I'm allowed to post this because I'm a Geordie (and I'm stupid) 

53,000 Geordies meet in St James Park for a "Geordies Are Not Stupid" convention. Alan Shearer addresses the crowd "We are all here today to prove to the world that Geordies are not stupid. Can I have a volunteer please?"

Gazza gingerly works his way through the crowd and steps up to the stage.

Shearer asks him "What is 15 plus 15?"

After 15 or 20 seconds Gazza says, "Eighteen!"

Obviously everyone is a little disappointed. Then the Geordies start chanting "GIVE HIM ANOTHER CHANCE! GIVE HIM ANOTHER CHANCE!"

Shearer says "Well since we have a capacity crowd, world-wide press and global broadcast media here, I think we can give him another chance." So he asks "What is 5 plus 5?"

After nearly 30 seconds he eventually says, "Ninety?"

Shearer looks down and just lets out a dejected sigh. Everyone is disheartened and Gazza starts crying. But then the 53,000 Geordies begin to yell and wave their hands shouting "GIVE HIM ANOTHER CHANCE! GIVE HIM ANOTHER CHANCE!"

Shearer, unsure whether he is now doing more harm than good eventually says, "What is 2 plus 2?"

Silence hangs over the stadium.
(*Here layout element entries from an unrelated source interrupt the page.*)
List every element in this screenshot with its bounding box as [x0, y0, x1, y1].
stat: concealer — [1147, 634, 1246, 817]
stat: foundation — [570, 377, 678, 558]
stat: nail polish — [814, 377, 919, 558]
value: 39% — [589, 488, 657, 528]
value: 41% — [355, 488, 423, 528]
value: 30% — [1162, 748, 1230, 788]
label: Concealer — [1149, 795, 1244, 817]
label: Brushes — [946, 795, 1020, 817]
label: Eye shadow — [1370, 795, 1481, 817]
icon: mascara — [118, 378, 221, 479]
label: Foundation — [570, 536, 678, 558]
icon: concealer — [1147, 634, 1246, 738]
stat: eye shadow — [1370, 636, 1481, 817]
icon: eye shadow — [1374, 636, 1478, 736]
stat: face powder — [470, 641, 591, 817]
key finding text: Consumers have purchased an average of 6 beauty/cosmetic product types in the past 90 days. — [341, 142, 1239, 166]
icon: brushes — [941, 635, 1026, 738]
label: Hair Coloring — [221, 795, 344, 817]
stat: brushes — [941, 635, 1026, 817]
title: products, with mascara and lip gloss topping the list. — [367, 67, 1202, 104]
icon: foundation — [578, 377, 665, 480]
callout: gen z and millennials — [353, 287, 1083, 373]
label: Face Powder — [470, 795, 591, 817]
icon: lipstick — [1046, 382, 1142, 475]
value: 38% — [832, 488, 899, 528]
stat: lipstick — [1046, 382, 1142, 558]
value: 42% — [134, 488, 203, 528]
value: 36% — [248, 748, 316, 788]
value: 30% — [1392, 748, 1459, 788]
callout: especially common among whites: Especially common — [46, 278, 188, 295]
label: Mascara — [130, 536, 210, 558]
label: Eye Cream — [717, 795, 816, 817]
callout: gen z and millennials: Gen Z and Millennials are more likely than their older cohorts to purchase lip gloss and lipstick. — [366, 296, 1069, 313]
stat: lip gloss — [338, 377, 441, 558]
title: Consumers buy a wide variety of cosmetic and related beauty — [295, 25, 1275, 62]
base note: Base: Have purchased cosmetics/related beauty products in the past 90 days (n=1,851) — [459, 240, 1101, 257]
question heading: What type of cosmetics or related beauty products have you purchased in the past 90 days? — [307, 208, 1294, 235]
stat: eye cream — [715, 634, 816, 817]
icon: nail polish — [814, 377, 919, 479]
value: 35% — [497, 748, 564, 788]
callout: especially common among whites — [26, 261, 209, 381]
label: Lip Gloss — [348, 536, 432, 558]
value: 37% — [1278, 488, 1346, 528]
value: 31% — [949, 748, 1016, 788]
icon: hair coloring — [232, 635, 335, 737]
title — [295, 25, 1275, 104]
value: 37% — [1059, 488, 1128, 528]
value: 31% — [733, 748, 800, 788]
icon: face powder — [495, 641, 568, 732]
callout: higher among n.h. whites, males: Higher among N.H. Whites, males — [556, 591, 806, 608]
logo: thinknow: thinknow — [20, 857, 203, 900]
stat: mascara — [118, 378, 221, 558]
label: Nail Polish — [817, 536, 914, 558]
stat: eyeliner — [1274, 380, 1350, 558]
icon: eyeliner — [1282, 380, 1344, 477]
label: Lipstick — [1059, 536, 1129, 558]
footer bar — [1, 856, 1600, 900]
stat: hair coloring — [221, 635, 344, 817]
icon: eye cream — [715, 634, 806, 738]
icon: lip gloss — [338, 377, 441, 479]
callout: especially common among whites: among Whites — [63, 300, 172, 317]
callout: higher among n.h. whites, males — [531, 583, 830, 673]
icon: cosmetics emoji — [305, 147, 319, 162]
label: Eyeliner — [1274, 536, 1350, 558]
Gazza closes his eyes, and after a whole minute eventually says, "Four?"

Pandemonium breaks out throughout the stadium as the Geordie crowd stand to a man, wave their arms, stomp their feet and scream

"GIVE HIM ANOTHER CHANCE! GIVE HIM ANOTHER CHANCE!"


----------



## Wallsendmag (Feb 12, 2004)

It was nearly funny last time :roll: :wink:


----------



## YELLOW_TT (Feb 25, 2004)

wallsendmag said:


> It was nearly funny last time :roll: :wink:


No it wasnt 
Did Gazza ever get the right answer then :?:


----------



## Wallsendmag (Feb 12, 2004)

YELLOW_TT said:


> wallsendmag said:
> 
> 
> > It was nearly funny last time :roll: :wink:
> ...


I think it was double whatever the answer was :wink:


----------